Medical Oncology Department, Doctor Peset University Hospital, 46017 Valencia, Spain.
Medical Oncology Department, Hospital Center of Wallonie Picardy, 7500 Tournai, Belgium.
Curr Oncol. 2022 Mar 7;29(3):1744-1760. doi: 10.3390/curroncol29030144.
Frailty syndrome is associated with poor outcomes, morbidity and premature mortality. We performed a cross-sectional study to evaluate the presence of frailty syndrome based on Fried’s frailty phenotype in post-menopausal women with breast cancer. We further analyzed the association between frailty syndrome with geriatric assessments and the association with the concentration of gonadotropins LH and FSH, estrogens, androgens and the aromatase activity index in the blood. We enrolled 47 post-menopausal women with localized breast cancer (mean age 66.8 ± 1.3 years (range 52−83)) prior to the starting of adjuvant endocrine therapy. Patients were identified as “non-frail” (robust) or “prefrail/frail” if they fulfilled at least one frailty criteria. In order to determine associations among variables and to control for other variables potentially affecting frailty syndrome (age, comorbidity index and previous chemotherapy treatment), we performed a logistic regression analysis. The receiver operating characteristic curve was performed to assess the sensitivity and specificity of the hormonal concentration to discriminate prefrail/frail versus non-frail individuals. Significant positive associations were observed between the severity of frailty syndrome and estrone, FSH and LH concentrations and the aromatase activity index in the blood (p < 0.05). Further research into the role of hormonal biomarkers should be evaluated in follow-up studies in order to recommend their use as suitable biomarkers of frailty syndrome in breast cancer patients.

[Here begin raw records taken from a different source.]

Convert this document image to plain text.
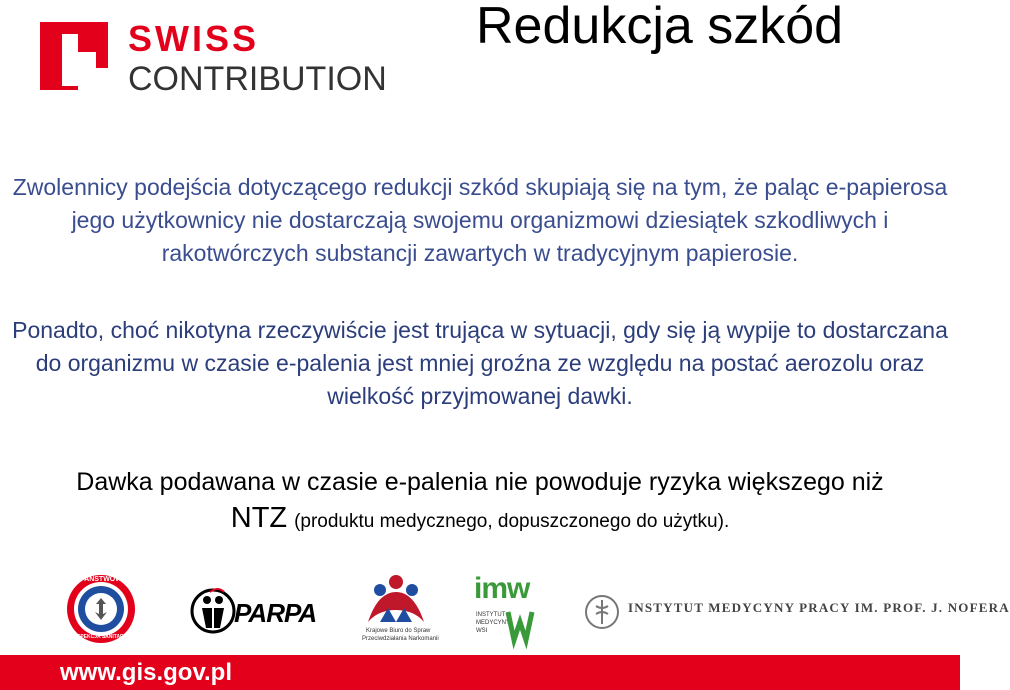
SWISS
CONTRIBUTION
Redukcja szkód

Zwolennicy podejścia dotyczącego redukcji szkód skupiają się na tym, że paląc e-papierosa jego użytkownicy nie dostarczają swojemu organizmowi dziesiątek szkodliwych i rakotwórczych substancji zawartych w tradycyjnym papierosie.

Ponadto, choć nikotyna rzeczywiście jest trująca w sytuacji, gdy się ją wypije to dostarczana do organizmu w czasie e-palenia jest mniej groźna ze względu na postać aerozolu oraz wielkość przyjmowanej dawki.

Dawka podawana w czasie e-palenia nie powoduje ryzyka większego niż
NTZ (produktu medycznego, dopuszczonego do użytku).

PAŃSTWOWA
INSPEKCJA SANITARNA
PARPA
Krajowe Biuro do Spraw
Przeciwdziałania Narkomanii
imw
INSTYTUT
MEDYCYNY
WSI
INSTYTUT MEDYCYNY PRACY IM. PROF. J. NOFERA
www.gis.gov.pl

衰弱综合征与不良结局、发病率和过早死亡有关。我们进行了一项横断面研究,评估了基于 Fried 衰弱表型的衰弱综合征在绝经后乳腺癌女性中的存在。我们进一步分析了衰弱综合征与老年评估之间的关系,以及与血液中促性腺激素 LH 和 FSH、雌激素、雄激素和芳香化酶活性指数浓度之间的关系。我们招募了 47 名接受辅助内分泌治疗前局部乳腺癌的绝经后女性(平均年龄 66.8 ± 1.3 岁(范围 52-83))。如果患者符合至少一项衰弱标准,则将其确定为“非衰弱(健壮)”或“衰弱前/衰弱”。为了确定变量之间的关联,并控制可能影响衰弱综合征的其他变量(年龄、合并症指数和以前的化疗治疗),我们进行了逻辑回归分析。为了评估激素浓度区分衰弱前/衰弱与非衰弱个体的敏感性和特异性,我们进行了Receiver Operating Characteristic 曲线分析。衰弱综合征的严重程度与血液中雌酮、FSH 和 LH 浓度以及芳香化酶活性指数呈显著正相关(p < 0.05)。应该在后续研究中进一步研究激素生物标志物的作用,以推荐将其作为乳腺癌患者衰弱综合征的合适生物标志物。